Having Richard's penis in my mouth was not as repellent as one might have imagined. All sorts of thoughts had gone racing through my mind about the taste of urine, the pubic hair. The fact that he was enjoying the sensation became immediately clear. I heard a groan being emitted from his mouth full of mine, and I got a sudden salty taste upon my tongue as I felt it move and stiffen still further in my mouth. I could not take it all. As he involuntarily reared against me, the head of his penis touched the back of my throat making me retch and gag. As it was, I was writhing and almost out of control at the sensation of his tongue and the tickling of his teeth. Had we been alone, had he not been a pupil of mine, it would have been a moment of sheer ecstasy. As it was, with an audience of my pupils urging us on to a shaming orgasm in each others' mouths, forcibly stripped and demeaned in this way, it was a nightmare.

I have read through what I just wrote and am astonished at the sentiment expressed about the sensation perhaps having been sheer ecstasy in other circumstances.
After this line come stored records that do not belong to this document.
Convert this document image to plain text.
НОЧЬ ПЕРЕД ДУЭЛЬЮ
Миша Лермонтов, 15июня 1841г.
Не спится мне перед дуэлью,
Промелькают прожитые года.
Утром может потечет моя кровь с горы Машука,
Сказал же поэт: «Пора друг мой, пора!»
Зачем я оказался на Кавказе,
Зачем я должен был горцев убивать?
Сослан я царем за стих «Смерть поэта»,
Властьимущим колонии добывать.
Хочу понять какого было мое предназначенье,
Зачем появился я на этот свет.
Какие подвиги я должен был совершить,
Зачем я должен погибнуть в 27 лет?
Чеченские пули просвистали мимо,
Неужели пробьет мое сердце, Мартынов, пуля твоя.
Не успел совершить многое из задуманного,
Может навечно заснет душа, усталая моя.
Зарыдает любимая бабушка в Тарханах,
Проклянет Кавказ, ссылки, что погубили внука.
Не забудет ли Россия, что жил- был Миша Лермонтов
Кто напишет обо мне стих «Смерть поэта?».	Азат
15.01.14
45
I cannot believe that I, an ordinary, god-fearing heterosexual could confess this, and yet I am trying to be totally honest. Am I, I wonder, being totally honest with myself when I call myself heterosexual? Is there some latent homosexuality within us all that, when triggered by some emotional need, seeks fulfilment and our basest urges hold sway over our natural inclinations of revulsion?

I was not revolted. My initial repulsion at the prospect of what was being demanded of me quickly dissolved. As Richard's leg wrapped over me, I shivered with joy at the sensation of his hairy inner thigh against my cheek, the sensation of his warmly moist and hairy scrotum sagging over the bridge of my nose. I wrapped my arm round his torso, clasped a handful of his buttock flesh and palpated it with my fingers. He groaned again and released another salty advance. The sensation of his hot and pulsing organ bucking in my mouth was strangely exhilarating and heady. The cruel eye of the video camera invaded our private elation, as did the flash of the still camera as it intrusively recorded further damning evidence against me - more ammunition to ensure my further enslavement.
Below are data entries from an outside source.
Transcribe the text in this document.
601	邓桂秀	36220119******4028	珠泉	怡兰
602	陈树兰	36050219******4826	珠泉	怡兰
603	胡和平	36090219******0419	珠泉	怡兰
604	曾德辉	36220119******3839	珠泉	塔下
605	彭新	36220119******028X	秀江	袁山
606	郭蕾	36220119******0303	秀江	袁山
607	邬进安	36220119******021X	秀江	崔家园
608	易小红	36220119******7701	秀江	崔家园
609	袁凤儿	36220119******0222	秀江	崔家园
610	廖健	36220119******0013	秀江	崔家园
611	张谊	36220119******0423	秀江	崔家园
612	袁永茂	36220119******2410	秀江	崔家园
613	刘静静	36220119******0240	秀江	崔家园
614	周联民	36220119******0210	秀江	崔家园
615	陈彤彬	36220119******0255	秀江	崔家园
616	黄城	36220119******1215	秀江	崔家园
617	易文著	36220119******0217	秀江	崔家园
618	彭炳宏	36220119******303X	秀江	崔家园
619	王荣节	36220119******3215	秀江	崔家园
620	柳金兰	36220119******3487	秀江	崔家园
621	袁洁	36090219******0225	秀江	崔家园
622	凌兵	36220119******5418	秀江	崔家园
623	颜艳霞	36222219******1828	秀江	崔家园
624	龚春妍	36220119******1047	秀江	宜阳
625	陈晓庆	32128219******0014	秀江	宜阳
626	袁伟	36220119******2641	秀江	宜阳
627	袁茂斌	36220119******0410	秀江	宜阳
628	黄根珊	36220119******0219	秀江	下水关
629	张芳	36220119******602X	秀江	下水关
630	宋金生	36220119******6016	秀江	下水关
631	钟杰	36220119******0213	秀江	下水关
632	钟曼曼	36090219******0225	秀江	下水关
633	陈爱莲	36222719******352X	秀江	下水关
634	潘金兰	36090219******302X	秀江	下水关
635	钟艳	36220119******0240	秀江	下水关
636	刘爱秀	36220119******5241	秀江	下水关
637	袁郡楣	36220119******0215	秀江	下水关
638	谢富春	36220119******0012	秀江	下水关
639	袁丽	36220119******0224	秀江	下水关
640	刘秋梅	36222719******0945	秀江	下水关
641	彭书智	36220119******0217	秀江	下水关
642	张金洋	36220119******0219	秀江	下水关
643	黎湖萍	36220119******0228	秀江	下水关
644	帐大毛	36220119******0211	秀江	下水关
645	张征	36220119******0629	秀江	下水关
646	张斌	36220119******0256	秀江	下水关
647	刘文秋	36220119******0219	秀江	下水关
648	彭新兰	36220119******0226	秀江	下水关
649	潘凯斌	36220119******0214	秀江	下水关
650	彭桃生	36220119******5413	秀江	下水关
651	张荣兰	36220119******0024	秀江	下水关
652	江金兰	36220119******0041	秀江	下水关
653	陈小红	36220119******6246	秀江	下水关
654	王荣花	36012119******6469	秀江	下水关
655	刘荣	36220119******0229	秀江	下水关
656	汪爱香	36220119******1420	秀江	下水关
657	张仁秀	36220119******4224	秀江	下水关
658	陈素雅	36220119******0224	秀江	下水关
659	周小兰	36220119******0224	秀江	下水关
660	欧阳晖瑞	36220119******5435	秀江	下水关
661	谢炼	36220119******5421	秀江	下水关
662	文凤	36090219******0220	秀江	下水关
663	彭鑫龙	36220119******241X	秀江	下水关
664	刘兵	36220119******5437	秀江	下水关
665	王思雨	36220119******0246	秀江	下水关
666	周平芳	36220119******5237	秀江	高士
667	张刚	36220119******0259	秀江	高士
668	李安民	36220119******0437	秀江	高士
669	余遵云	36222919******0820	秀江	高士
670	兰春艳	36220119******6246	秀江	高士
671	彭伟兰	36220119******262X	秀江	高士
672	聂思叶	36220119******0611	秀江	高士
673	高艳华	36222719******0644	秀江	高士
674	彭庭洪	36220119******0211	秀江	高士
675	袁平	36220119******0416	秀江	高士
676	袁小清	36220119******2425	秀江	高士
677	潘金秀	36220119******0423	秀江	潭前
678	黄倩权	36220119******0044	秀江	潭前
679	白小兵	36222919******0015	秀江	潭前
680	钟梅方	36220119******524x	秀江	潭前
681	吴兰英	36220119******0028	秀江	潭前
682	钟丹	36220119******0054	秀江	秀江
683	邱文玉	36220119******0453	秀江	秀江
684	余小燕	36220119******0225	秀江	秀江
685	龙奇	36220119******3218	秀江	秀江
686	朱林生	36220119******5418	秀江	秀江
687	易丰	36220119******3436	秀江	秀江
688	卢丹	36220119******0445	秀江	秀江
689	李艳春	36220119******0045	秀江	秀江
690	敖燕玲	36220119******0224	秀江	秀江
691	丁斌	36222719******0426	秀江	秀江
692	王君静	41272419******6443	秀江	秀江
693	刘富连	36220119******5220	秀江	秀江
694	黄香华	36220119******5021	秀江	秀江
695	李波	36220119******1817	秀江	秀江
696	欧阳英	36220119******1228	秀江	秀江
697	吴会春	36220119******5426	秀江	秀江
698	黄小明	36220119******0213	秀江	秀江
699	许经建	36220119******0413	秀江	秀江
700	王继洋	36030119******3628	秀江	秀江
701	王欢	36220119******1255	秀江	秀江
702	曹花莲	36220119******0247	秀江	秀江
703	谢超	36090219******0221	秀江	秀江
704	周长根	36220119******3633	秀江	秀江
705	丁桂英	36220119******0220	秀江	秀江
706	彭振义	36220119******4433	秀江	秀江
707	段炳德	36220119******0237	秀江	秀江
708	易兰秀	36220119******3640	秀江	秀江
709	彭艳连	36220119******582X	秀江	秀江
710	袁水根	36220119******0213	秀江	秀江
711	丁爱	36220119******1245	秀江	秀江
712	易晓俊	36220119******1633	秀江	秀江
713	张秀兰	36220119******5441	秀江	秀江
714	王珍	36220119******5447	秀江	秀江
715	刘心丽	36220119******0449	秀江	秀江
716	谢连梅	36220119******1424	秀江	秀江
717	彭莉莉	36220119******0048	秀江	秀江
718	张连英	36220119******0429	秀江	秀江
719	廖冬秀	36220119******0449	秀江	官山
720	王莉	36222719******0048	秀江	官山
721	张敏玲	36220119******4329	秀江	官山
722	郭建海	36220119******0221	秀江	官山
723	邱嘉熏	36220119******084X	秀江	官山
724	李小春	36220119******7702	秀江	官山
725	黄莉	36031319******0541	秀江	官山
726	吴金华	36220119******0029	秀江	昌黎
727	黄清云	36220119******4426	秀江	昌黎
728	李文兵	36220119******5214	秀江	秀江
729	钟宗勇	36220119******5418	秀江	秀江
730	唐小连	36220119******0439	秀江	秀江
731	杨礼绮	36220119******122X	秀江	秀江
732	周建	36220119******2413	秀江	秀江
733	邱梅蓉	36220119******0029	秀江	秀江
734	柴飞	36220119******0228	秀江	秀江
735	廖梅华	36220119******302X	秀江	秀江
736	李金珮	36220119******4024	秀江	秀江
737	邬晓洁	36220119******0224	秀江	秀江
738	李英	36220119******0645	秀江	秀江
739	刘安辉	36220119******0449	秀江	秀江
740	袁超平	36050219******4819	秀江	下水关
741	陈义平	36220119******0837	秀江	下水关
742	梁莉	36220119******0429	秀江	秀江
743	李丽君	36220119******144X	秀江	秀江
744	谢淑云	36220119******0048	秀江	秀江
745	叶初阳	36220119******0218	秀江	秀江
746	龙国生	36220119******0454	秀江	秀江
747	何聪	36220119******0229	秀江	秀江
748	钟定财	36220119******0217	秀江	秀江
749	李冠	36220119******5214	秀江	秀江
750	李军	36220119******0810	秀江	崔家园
As I sucked on the eighteen-year-old Adonis's engorged and magnificent weapon, buried almost up to the hilt in my cheek, and as he tantalised mine with the hard tip of his tongue trying to invade the gaping hole of my urethra, I shuddered almost pre-orgasmically. In what surely should have been an intense moment of pure and exultant euphoria, I was assailed with thoughts and fears of what lay ahead before my tyrants tired of their abusive power. What further degradation would be heaped upon me as they sought to reduce me to total and utter subservience? Less than a week ago I was their Master. Now the tables had been turned beyond all credibility. They were my Masters now, and I, their cringing slave!